The major unexpected benefit flowing from my curiosity about pot culture and leading me to interview applicants seeking a “recommendation” to use cannabis medically was a study challenging a US policy based on popular misconceptions and targeting a population falsely characterized as deviant and criminal for over seventy years.

That study, now over seven years old and still in progress, did so primarily on the basis of emerging applicant demographics and by uncovering multiple shared characteristics suggesting that the pot market’s steady growth was based on marijuana's safety and efficacy in self-medicating a wide variety of physical and emotional symptoms.

With respect to the demographics, the lurid Hearst-Anslinger “reefer “madness” campaign preceding the Marijuana Tax Act of 1937 had been so famously camp that few seem prepared for one of the study’s most important implications: whatever illegal market for “reefer” existed in 1937 must have been tiny. Also, it had remained that way for another three decades before exploding in the Sixties. That it was tiny is confirmed by infrequent news about busts; however such negative evidence tends to be overlooked; particularly in a world overburdened by information and anxiety.

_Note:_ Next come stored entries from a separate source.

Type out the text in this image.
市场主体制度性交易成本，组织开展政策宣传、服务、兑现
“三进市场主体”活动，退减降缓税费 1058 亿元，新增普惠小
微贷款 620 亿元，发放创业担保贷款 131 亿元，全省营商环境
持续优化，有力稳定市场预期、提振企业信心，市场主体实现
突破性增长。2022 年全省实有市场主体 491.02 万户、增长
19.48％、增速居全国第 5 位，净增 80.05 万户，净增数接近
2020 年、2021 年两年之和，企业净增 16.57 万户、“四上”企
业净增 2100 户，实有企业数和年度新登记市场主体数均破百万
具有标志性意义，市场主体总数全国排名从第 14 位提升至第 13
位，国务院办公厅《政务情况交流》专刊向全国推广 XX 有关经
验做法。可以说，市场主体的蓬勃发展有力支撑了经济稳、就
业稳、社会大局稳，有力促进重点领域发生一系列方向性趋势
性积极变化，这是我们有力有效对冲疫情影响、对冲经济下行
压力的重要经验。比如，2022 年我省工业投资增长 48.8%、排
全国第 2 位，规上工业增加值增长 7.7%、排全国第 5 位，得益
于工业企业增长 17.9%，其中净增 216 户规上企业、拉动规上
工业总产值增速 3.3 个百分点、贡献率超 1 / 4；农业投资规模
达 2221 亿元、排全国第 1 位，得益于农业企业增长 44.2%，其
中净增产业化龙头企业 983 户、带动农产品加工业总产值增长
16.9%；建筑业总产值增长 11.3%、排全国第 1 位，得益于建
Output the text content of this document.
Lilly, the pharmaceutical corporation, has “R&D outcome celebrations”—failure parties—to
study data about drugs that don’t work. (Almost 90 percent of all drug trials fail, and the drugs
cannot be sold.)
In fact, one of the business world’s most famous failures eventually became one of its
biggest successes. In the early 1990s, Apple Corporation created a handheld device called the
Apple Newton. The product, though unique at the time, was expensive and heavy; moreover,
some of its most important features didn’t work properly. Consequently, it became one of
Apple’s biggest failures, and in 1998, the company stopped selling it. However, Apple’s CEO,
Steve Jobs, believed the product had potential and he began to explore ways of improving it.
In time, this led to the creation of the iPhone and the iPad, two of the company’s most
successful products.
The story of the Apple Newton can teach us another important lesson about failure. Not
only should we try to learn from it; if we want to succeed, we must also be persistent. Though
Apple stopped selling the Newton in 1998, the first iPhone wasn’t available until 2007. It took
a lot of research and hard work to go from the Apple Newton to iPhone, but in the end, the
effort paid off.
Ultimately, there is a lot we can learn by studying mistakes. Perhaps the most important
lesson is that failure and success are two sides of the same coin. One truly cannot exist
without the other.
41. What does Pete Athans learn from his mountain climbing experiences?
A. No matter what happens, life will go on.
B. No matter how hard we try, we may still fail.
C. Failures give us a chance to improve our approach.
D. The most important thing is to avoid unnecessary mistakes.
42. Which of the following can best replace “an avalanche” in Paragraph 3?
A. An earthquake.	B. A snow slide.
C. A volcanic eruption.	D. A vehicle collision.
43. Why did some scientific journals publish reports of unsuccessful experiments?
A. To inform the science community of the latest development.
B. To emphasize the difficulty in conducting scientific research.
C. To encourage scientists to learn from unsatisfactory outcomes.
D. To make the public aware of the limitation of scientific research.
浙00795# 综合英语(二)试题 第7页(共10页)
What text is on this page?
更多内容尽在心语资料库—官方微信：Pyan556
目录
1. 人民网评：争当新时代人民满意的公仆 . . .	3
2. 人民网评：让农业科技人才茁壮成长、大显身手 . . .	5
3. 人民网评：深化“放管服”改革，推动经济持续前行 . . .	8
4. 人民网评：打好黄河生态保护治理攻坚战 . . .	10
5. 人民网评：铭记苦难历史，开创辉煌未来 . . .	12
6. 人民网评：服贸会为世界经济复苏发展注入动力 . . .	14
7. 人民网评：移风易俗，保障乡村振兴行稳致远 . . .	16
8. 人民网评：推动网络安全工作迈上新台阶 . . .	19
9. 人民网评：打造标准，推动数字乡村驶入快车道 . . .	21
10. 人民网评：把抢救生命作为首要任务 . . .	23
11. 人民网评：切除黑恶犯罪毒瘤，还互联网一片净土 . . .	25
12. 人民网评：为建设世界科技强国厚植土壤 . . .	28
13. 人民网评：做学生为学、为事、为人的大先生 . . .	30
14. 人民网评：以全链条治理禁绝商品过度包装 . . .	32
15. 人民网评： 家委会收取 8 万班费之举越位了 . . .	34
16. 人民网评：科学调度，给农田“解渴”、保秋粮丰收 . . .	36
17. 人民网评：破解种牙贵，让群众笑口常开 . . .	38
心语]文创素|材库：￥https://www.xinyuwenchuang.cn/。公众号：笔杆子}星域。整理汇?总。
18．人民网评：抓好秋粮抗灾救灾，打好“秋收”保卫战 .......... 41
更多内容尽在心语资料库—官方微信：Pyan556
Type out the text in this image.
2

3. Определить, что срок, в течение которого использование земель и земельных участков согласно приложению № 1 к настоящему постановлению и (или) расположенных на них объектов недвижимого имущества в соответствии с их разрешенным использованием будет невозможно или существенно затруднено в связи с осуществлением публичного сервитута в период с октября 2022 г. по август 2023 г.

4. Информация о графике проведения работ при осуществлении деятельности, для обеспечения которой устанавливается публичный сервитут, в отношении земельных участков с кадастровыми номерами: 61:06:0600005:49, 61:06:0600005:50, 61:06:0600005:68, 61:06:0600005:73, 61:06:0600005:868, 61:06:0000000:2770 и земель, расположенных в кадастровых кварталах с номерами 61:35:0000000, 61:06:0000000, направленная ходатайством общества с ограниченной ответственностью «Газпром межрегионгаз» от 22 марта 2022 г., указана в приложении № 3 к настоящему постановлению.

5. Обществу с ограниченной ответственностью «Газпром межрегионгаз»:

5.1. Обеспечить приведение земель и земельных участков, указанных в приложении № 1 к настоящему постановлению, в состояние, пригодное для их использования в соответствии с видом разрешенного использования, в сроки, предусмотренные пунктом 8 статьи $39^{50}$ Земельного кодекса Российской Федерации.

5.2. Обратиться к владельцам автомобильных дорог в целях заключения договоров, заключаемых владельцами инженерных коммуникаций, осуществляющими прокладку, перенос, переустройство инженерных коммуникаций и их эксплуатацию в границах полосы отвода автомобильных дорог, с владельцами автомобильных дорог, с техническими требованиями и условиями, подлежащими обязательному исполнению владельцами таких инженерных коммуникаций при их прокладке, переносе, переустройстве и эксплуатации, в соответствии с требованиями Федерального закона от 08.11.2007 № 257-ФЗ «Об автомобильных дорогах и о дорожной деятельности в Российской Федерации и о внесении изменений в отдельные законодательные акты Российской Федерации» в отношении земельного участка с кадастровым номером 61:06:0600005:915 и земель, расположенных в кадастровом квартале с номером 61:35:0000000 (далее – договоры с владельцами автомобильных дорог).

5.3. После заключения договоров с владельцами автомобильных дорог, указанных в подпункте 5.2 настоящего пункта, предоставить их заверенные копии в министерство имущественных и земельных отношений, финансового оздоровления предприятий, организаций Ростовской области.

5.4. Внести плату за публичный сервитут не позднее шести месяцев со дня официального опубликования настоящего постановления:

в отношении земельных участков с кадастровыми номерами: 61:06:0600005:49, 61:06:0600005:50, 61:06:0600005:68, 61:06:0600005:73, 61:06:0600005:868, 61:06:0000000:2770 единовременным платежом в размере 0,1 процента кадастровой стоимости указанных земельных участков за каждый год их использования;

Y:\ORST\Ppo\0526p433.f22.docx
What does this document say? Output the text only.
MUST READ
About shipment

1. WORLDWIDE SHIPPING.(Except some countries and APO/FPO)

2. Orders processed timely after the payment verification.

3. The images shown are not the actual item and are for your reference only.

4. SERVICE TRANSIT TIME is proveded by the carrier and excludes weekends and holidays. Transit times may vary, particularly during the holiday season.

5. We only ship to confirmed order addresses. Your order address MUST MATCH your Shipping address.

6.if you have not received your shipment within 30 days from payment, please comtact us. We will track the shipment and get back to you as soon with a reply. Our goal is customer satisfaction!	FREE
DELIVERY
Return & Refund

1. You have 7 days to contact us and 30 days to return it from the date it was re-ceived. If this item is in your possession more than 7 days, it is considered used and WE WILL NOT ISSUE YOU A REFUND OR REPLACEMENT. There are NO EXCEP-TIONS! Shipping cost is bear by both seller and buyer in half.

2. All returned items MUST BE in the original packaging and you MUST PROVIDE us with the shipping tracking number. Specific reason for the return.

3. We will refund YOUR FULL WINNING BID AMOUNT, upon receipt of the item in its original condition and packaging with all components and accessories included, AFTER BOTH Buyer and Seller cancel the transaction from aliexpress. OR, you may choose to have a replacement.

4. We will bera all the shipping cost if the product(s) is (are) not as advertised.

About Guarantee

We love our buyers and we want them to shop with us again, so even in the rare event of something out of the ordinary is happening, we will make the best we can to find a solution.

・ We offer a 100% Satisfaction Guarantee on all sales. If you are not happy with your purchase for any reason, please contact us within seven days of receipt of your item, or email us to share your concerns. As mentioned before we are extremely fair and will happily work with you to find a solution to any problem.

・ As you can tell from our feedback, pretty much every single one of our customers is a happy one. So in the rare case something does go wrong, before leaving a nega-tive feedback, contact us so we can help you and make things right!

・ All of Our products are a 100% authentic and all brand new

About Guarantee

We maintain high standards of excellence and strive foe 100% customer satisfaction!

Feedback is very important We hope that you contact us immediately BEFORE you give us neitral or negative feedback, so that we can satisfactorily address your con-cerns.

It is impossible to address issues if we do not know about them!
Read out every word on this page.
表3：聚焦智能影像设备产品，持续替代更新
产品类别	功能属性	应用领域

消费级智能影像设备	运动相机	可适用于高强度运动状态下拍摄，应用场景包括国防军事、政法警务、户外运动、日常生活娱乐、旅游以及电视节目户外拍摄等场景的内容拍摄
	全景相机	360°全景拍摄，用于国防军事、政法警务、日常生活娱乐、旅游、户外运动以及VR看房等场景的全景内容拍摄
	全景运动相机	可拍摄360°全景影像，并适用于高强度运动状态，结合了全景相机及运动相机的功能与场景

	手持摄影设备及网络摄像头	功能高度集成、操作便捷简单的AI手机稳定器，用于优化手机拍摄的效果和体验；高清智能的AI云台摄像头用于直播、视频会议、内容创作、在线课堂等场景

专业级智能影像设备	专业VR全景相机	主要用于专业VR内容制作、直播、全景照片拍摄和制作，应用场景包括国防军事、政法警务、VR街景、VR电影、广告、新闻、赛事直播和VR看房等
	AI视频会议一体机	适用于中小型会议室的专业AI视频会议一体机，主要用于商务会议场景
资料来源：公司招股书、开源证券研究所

However that may soon change in ways that will be hard to ignore. A seldom-acknowledged characteristic of the silent majority responsible for electing Richard Nixon in 1968 has been their pot avoidance. Although small compared to the boomers they sired and nurtured throughout the late Forties and the Fifties, they have been relatively long-lived, thanks to modern medicine. What has always distinguished them has been the relative infrequency with which they try pot themselves.

A clinical observation I’ve made just often enough to have some confidence in (but have no statistics to support) is that older adults who never tried pot tend to resist using it, even after developing conditions that it should help. They will refuse to try it until late in the game; if they do so at all, it’s only after all other measures have failed and it’s been recommended by someone they trust.

People who tried pot as adolescents, on the other hand, seem to have given themselves permission to use it if they need it; even if they haven’t been recent users. In other words, adolescent pot initiation seems to carry with it lifetime permission for medical use. Thus does my demographic profile of the applicant population suggest that when the first Boomers reach Medicare age in about three years, we should see a steadily increasing demand for “medical” marijuana for the same reasons they eventually came to dominate American society: so many were born after World War II.